Je me tenais là, je regardais autour de moi, la tête me tournait. Alors une des machines positionnée devant le hangar se mit en mouvement et par légers bonds successifs s’approcha de moi. Je reconnus la machine qui m’avait amené et qui m’avait abandonné de l’autre côté de la rivière. Elle produisait le même rythme musical. Plusieurs autres machines se mirent également en branle et s’approchèrent. Elles firent cercle autour de moi et entamèrent un véritable concert, la musique des machines. J’étais passablement impressionné, je ne voyais nulle part d’homme en chair et en os, et en même temps la nature commença à exiger son dû, je ressentis faim et fatigue. Dans l’espoir de parvenir peut-être malgré tout à me faire comprendre, je les interpellai en diverses langues, implorant pitié et compréhension pour moi. Mais comme je n’eus pour réponse que des sons musicaux, je m’efforçai d’y prêter attention et distinguant parmi ces sons quelques rythmes récurrents je les leur répétai. Chaque fois cela fit un effet de silence surpris, puis, tendant leurs bras métalliques les uns vers les autres, elles paraissaient tenir conseil. J’observai tout cela assez ému quand je remarquai qu’elles n’étaient pas toutes identiques : il y en avait d’ailées et d’autres sans ailes, des têtes rondes et des têtes carrées faites de métaux de diverses couleurs ; mais elles avaient des points communs évidents, notamment leur maintien et aussi le fait qu’elles avaient toutes une structure infiniment complexe, subtile et précise.

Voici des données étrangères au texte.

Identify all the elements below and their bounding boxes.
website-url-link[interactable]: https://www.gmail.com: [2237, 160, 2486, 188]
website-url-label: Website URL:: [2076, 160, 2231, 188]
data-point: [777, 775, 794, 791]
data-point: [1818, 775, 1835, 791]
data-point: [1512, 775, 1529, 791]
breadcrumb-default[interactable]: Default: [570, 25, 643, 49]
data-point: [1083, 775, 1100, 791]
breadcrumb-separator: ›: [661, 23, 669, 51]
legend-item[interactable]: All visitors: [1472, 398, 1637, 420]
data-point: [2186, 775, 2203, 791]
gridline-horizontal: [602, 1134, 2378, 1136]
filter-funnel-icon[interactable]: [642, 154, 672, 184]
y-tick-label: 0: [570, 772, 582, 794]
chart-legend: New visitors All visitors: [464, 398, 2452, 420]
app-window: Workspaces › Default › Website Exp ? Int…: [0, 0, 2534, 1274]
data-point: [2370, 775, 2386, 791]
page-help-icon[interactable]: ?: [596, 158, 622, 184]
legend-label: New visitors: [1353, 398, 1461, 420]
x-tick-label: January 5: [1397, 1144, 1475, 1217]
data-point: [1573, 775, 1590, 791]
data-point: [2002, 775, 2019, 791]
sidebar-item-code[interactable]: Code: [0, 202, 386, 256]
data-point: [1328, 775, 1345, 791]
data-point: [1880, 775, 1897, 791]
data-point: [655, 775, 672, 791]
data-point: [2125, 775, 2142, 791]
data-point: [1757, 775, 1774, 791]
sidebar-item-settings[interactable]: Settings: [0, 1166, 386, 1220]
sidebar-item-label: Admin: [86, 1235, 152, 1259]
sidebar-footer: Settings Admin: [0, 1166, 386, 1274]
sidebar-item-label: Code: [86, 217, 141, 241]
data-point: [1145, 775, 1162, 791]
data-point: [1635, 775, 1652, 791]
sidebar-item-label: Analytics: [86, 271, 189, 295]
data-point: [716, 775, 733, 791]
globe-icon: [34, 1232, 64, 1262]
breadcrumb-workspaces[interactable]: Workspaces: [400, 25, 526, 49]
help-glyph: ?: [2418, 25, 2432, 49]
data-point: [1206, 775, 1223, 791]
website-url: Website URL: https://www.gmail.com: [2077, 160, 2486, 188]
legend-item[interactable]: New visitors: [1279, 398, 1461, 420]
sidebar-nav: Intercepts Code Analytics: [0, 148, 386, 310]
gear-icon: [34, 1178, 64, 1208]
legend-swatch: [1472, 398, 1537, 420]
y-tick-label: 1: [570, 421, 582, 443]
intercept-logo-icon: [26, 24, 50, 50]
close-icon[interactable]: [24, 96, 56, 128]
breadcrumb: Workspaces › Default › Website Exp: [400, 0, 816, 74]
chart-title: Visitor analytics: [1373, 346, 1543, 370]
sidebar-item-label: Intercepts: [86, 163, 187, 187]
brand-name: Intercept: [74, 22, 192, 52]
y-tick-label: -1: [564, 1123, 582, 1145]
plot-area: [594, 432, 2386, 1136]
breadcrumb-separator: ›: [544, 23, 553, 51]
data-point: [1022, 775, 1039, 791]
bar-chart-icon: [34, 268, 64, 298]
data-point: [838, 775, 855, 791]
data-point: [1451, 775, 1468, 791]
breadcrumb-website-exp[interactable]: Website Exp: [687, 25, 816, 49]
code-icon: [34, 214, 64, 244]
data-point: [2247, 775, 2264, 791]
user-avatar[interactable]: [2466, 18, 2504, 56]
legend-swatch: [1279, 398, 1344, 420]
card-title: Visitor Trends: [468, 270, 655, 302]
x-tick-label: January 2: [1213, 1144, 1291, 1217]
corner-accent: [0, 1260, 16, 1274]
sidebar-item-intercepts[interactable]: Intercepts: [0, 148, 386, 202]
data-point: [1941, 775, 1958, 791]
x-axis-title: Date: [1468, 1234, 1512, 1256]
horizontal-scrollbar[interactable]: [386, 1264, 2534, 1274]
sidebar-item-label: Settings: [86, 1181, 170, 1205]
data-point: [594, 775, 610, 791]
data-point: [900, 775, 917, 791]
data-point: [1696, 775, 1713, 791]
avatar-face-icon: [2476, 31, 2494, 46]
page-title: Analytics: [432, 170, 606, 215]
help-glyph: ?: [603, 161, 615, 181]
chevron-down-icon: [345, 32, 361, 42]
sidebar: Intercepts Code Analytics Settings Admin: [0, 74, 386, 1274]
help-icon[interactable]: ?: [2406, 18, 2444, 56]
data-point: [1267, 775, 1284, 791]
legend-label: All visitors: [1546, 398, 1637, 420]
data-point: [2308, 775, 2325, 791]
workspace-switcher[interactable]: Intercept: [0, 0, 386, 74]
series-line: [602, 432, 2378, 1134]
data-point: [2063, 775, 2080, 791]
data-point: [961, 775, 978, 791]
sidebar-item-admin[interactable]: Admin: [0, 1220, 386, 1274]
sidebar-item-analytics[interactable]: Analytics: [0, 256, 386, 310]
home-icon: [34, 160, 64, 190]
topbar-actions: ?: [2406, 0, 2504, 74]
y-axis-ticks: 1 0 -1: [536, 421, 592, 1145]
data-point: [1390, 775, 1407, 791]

Pendant que je méditais là-dessus, un bras de métal s’allongea vers moi, puis me hissa en l’air ; j’aperçus une gigantesque lentille de verre que quelque chose maintenait au-dessus de ma tête, avec par derrière, étincelant et scrutateur, comme un œil géant dardant son regard sur moi. Le bras qui m’avait hissé agita lentement ma tête de côté et d’autre me donnant le sentiment désagréable d’être observé à la manière d’un insecte étrange sous la loupe d’un entomologiste. Plus tard je fus relâché, posé à terre. Ensuite la machine ailée qui m’avait amené là me prit par la main et commença à me guider, cela rappelait une scène où le père apprend à son bébé à marcher : la machine progressait lentement, attentivement, pas à pas, près de moi ; là où le chemin était plus cahoteux elle soulevait ses roues, tandis que sur un sol lisse elles roulaient prudemment. Pendant ce temps elle tournait fréquemment sa tête dorée vers moi, m’arrosant de ses yeux brillants d’une lumière bleuâtre, puis elle se mit à chanter et alors je sentis intimement que ces sons m’étaient adressés personnellement et que dans ce pays les notes musicales constituaient un langage, les mots se composaient de notes musicales. Ayant compris cela, je m’efforçais de lui faire comprendre que je souhaitais apprendre ce langage ; désignant le château de mon index j’exprimai le souhait de savoir quel était son nom. Elle comprit aussitôt ce que je voulais ; elle émit quelques notes : mi, fa, ré, que je répétais sur le champ. Cela lui fit manifestement plaisir et cette fois elle commença elle-même à désigner les objets en les nommant, et moi je répétai les notes. En se désignant elle-même elle chanta : sol-la-si. Puis dessinant d’un seul large geste tout l’horizon elle solfia : fa, ré, mi, do, tel que je l’avais déjà entendu quand elle m’avait amené ici. C’est à ce moment que j’appris le nom de ce pays : Farémido. (Je prie mon lecteur de toujours prononcer les mots originaux en chantant car ce n’est qu’ainsi qu’ils ont un sens.)

Nous arrivâmes enfin à l’allée que j’avais déjà longée, formée d’arbres à forme humaine. Mon guide s’arrêta près de l’un d’eux, me prit tendrement par la taille et me plaça auprès de cet arbre, puis, reculant légèrement, leva son bras de métal au-dessus de sa tête ; je vis qu’il nous scrutait et qu’il nous comparait. Je fus de nouveau pris par le même sentiment désagréable : cette fois nous faisions penser à deux petites plantes entre les mains d’un botaniste qui rechercherait une parenté.